Build a minimal Darwin-Gödel loop (a weekend, Python + any LLM API). Write a tiny coding agent (read file, edit file, run tests) as a single script. Give it one job: improve its own edit function so it passes more cases on a held-out set of SWE-bench Lite tasks or even a handful of LeetCode problems with hidden tests. Each iteration: ask the model to propose a code change to the agent, apply it in a sandbox, run the test suite, keep the variant in an archive scored by pass rate. Watch for two things the paper reports: emergent helper behaviors you didn’t prompt (it adds retry logic, logging, validation), and the moment progress flatlines once the easy verifier-gated wins are exhausted. The flatline is the whole argument made visible.

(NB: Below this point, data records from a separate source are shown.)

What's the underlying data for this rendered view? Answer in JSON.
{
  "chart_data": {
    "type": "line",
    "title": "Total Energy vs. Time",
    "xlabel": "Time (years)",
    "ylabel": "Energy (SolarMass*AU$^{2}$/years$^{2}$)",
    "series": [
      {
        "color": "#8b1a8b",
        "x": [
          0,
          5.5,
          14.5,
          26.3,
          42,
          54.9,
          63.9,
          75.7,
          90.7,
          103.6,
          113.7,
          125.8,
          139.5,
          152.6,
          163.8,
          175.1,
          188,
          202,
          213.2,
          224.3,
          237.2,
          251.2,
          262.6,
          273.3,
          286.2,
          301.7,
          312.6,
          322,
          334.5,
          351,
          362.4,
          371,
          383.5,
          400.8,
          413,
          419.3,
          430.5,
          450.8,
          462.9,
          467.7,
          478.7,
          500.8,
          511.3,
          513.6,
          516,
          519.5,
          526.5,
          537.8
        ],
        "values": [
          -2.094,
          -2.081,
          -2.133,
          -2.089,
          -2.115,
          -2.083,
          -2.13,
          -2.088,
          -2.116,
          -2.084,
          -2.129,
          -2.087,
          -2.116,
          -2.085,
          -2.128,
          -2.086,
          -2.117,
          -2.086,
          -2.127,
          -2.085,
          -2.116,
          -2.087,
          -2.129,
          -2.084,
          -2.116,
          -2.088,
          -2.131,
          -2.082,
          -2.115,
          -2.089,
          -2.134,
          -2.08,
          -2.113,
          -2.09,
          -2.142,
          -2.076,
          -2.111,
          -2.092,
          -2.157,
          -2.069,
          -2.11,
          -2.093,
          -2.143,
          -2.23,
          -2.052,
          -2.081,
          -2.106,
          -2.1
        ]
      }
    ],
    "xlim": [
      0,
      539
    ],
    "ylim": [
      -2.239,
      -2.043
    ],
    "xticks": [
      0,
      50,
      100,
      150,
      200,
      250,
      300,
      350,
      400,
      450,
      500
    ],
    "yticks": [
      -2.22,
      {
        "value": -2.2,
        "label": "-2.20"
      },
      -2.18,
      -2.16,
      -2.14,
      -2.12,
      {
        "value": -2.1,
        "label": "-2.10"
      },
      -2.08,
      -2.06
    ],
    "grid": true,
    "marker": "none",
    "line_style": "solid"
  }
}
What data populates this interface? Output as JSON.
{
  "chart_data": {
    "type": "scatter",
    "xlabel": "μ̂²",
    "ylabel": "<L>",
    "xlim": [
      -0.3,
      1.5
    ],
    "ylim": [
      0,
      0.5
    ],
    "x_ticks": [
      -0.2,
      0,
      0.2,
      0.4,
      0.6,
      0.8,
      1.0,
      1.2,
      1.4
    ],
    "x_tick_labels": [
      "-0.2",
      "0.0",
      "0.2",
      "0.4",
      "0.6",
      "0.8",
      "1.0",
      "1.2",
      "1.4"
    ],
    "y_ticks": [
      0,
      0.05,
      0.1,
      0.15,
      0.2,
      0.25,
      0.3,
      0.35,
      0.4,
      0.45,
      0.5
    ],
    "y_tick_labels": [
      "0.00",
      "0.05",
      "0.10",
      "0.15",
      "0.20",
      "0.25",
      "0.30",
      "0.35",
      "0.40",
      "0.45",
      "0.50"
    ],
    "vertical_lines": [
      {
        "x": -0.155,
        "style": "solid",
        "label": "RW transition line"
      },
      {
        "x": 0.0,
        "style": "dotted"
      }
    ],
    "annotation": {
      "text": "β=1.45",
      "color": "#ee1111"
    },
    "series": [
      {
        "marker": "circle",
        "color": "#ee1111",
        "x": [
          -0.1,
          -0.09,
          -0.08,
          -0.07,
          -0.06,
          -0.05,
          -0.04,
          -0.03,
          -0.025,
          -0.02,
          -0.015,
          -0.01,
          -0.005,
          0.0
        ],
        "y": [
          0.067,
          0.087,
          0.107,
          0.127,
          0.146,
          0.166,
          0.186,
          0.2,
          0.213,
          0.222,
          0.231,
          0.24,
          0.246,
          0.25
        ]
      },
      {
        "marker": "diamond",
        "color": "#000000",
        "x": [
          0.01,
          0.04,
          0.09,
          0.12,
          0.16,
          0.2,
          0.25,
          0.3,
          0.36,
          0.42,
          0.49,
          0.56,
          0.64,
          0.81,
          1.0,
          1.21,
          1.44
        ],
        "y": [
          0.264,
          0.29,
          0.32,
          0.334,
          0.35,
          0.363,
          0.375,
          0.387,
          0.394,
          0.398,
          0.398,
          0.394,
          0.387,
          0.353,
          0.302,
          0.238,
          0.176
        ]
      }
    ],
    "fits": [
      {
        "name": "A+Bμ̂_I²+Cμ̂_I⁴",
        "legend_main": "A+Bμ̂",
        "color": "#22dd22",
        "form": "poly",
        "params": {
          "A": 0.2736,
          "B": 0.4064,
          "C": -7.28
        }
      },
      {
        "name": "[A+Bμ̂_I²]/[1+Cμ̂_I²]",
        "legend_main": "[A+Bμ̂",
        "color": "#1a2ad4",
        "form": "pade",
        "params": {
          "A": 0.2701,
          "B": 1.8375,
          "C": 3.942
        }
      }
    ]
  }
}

Strip the verifier (1-2 hours, same setup). Re-run the loop but replace the test suite with the model grading its own output. Self-improvement should stall or reverse almost immediately. That contrast is the verifier dependency from the section above, reproduced on your laptop.

Sources

Recursive self-improvement (Wikipedia) — Good’s intelligence explosion, seed AI, the Gödel machine.
Zhang et al., Darwin Gödel Machine: Open-Ended Evolution of Self-Improving Agents (arXiv 2505.22954) — the archive-based self-rewriting coding agent and its benchmark gains.
DeepMind, AlphaEvolve — evolutionary algorithm discovery, matrix multiplication and data-center results.
Whitfill & Wu, Will Compute Bottlenecks Prevent an Intelligence Explosion? (arXiv 2507.23181) — compute/labor substitutability across four frontier labs.
METR, Measuring AI Ability to Complete Long Tasks and Time Horizon 1.1 — the doubling-time evidence.
On the Limits of Self-Improving in Large Language Models (arXiv 2601.05280) — the case that RSI stalls without symbolic synthesis.